Well, a good many people did. Perhaps the captain was an exception. Reasonable he should be, in his business.

“Fitch irritated me,” Wyatt had said. “I don't deny that. The whole thing irritated me. It was all so damned pointless. So damned—well, I guess arrogant is the word. And, I lose what's to me a lot of money. Because some spoiled polo boy—” He stopped. “Keep forgetting the poor guy's dead,” he said. “Anyway—that's all it was. I was just sore. I'd had a couple of drinks. Let it show. It didn't mean—that!” He snapped his fingers, snapping it off.

For all the finger snapping, Wyatt had been calm, been reasonable, throughout. There was only, to raise doubt, that instant when his eyes had gone blank. Or, had they gone blank? Bill Weigand could not be sure. He drummed his fingers lightly on the desk at which he sat, in his temporary office of the Homicide Squad, Manhattan East.

“For my money,” Mullins said, “he's lying.”

“For your money he killed Fitch?”

Mullins hesitated a moment. Then he said, “I guess so. He's covering up. So—” He stopped. “We've not got a lot to hang it on,” he said. “Cats. And whether a guy had a cold before or after.” Mullins shook his head. He said it would be nice, sometime, to have a good pro kill.

They couldn't, Bill said, a little absently, have everything. They—

The telephone rang. Bill answered, identified himself. He said, “Why, yes,” and, after another moment, “Right.” He hung up. “As soon as I can.”

“The girl,” he said. “Miss Shaw. Wants to see somebody. She sounded frightened.”

Gerald North became, dimly, conscious that something was amiss. From the depths of sleep, from the stillness and the darkness of the depths, he bobbed to the surface and floated there restlessly, half in sleep and half out of it. There were recurrent waves, on which he bobbed. A wind was rustling in something and something creaked in the wind. He was a fish and his native habitat was water but now he was in the air, and he gulped for the water which he breathed and—

“Oh, dear,” Pam said. “Oh, dear.”

“Guh-sleep,” Jerry said, still largely asleep himself.

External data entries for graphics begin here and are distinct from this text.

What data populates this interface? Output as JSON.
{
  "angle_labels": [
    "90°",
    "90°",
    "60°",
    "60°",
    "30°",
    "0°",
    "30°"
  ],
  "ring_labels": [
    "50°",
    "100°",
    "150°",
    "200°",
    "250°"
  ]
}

“Tossing and turning,” Pam said, and this time it was more clear. “
And
twisting.”

“Guh—” Jerry began, and said, loudly and excitedly, “What's the matter! What—”

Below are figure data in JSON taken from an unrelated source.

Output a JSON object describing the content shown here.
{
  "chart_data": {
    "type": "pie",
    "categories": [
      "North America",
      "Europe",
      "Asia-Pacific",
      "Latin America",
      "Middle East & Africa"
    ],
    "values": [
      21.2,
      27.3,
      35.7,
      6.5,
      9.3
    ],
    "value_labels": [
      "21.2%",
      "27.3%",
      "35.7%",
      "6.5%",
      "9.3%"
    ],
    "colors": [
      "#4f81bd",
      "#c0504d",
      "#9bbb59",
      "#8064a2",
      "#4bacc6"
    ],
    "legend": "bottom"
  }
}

“Oh, dear,” Pam said. “I didn't mean to.”

Jerry sat up in bed. He looked at the neighboring bed, and there was enough light for him to see Pamela. She was not tossing and turning, but lying very quietly on her back, looking at the ceiling. She had, however, thrown back the sheet and summer blanket, no doubt during the process of twisting. The short nightgowns she had recently adopted were, Jerry thought—now no longer dimly—most becoming.

“I really tried not to,” Pam said, and turned to look at him. “I know how you hate to be waked up.”

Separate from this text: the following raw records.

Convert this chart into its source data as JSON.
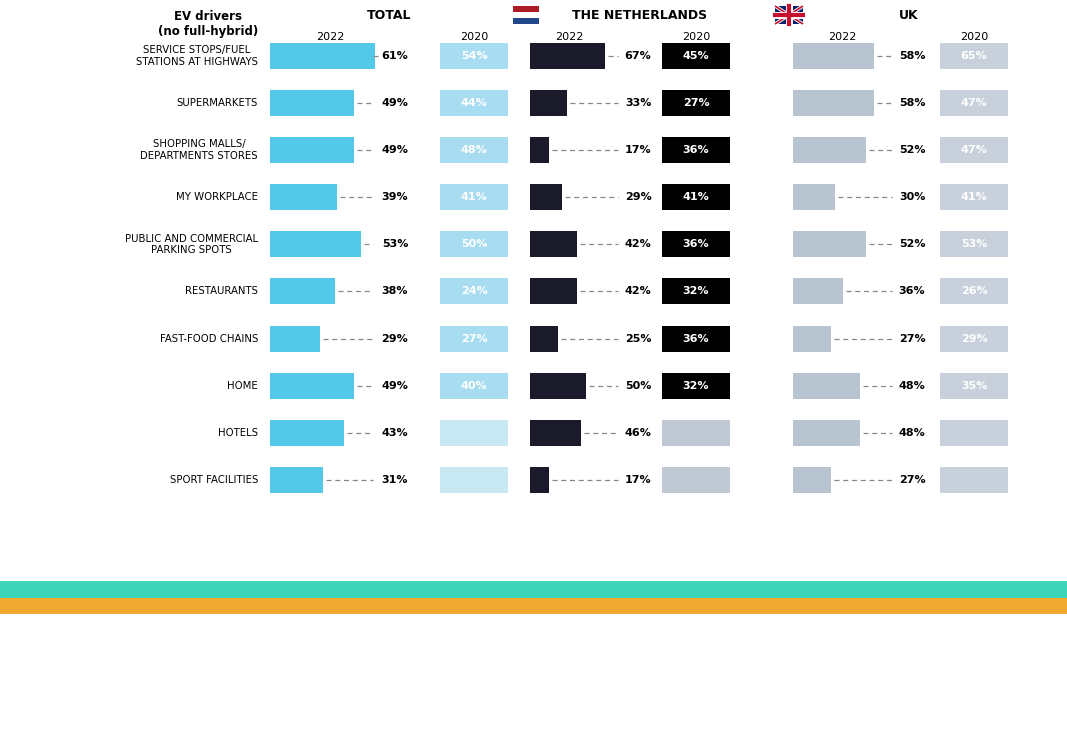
{
  "categories": [
    "SERVICE STOPS/FUEL\nSTATIONS AT HIGHWAYS",
    "SUPERMARKETS",
    "SHOPPING MALLS/\nDEPARTMENTS STORES",
    "MY WORKPLACE",
    "PUBLIC AND COMMERCIAL\nPARKING SPOTS",
    "RESTAURANTS",
    "FAST-FOOD CHAINS",
    "HOME",
    "HOTELS",
    "SPORT FACILITIES"
  ],
  "total_2022": [
    61,
    49,
    49,
    39,
    53,
    38,
    29,
    49,
    43,
    31
  ],
  "total_2020": [
    54,
    44,
    48,
    41,
    50,
    24,
    27,
    40,
    null,
    null
  ],
  "nl_2022": [
    67,
    33,
    17,
    29,
    42,
    42,
    25,
    50,
    46,
    17
  ],
  "nl_2020": [
    45,
    27,
    36,
    41,
    36,
    32,
    36,
    32,
    null,
    null
  ],
  "uk_2022": [
    58,
    58,
    52,
    30,
    52,
    36,
    27,
    48,
    48,
    27
  ],
  "uk_2020": [
    65,
    47,
    47,
    41,
    53,
    26,
    29,
    35,
    null,
    null
  ],
  "color_total_2022": "#54C8E8",
  "color_total_2020_bg": "#A8DCF0",
  "color_total_2020_text": "#FFFFFF",
  "color_nl_2022": "#1A1A2A",
  "color_nl_2020_bg": "#000000",
  "color_nl_2020_text": "#FFFFFF",
  "color_uk_2022": "#B8C4D0",
  "color_uk_2020_bg": "#C8D0DC",
  "color_uk_2020_text": "#FFFFFF",
  "color_hotels_nl_2020_bg": "#C0C8D4",
  "color_hotels_total_2020_bg": "#C8E8F4",
  "footer_bg": "#1E2235",
  "stripe1_color": "#3DD4B8",
  "stripe2_color": "#F0A830",
  "max_val": 70
}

“Well,” Jerry said. “No more than most people.”

“Oh,” Pam said, “I'm sure, much more. Although, of course, I don't wake up other people much. I thought you were never going to. That is, for all I was trying not to, I—” She paused. She sat up in bed. “All right,” she said. “I got very lonely. All this to worry about, and no one to help.”

Jerry switched on the light between the beds.

“I still don't understand why you don't get cold,” Pam said.

“The difference,” Jerry told her, and looked at her, and was not wide awake, “is immaterial.” He looked again. “Singularly,” he added. “Do you want a cigarette?”

“A cigarette would be fine,” Pam said. “We forgot the stocky man. And we practically sicked Bill on poor Mr. Wyatt.”

Jerry sat on the edge of his bed to light Pam's cigarette, and then his own. He sat back on the bed, leaning against the pillow.

“What stocky man?” he said.

“The one we forgot to tell Bill about, of course.”

“The—” Jerry began, in a tone of enforced quiet. “Oh, the one at the bar?”

“And at the party,” Pam said. “The one who stalked. The one with Miss Shaw. And—the very night before somebody killed Mr. Fitch. Don't you
see?

“No,” Jerry said. “He was her cousin.”

“It was,” Pam said, “hardly worth while waking you up. Her cousin, indeed!”

“Well,” Jerry said. “Somebody said he was.”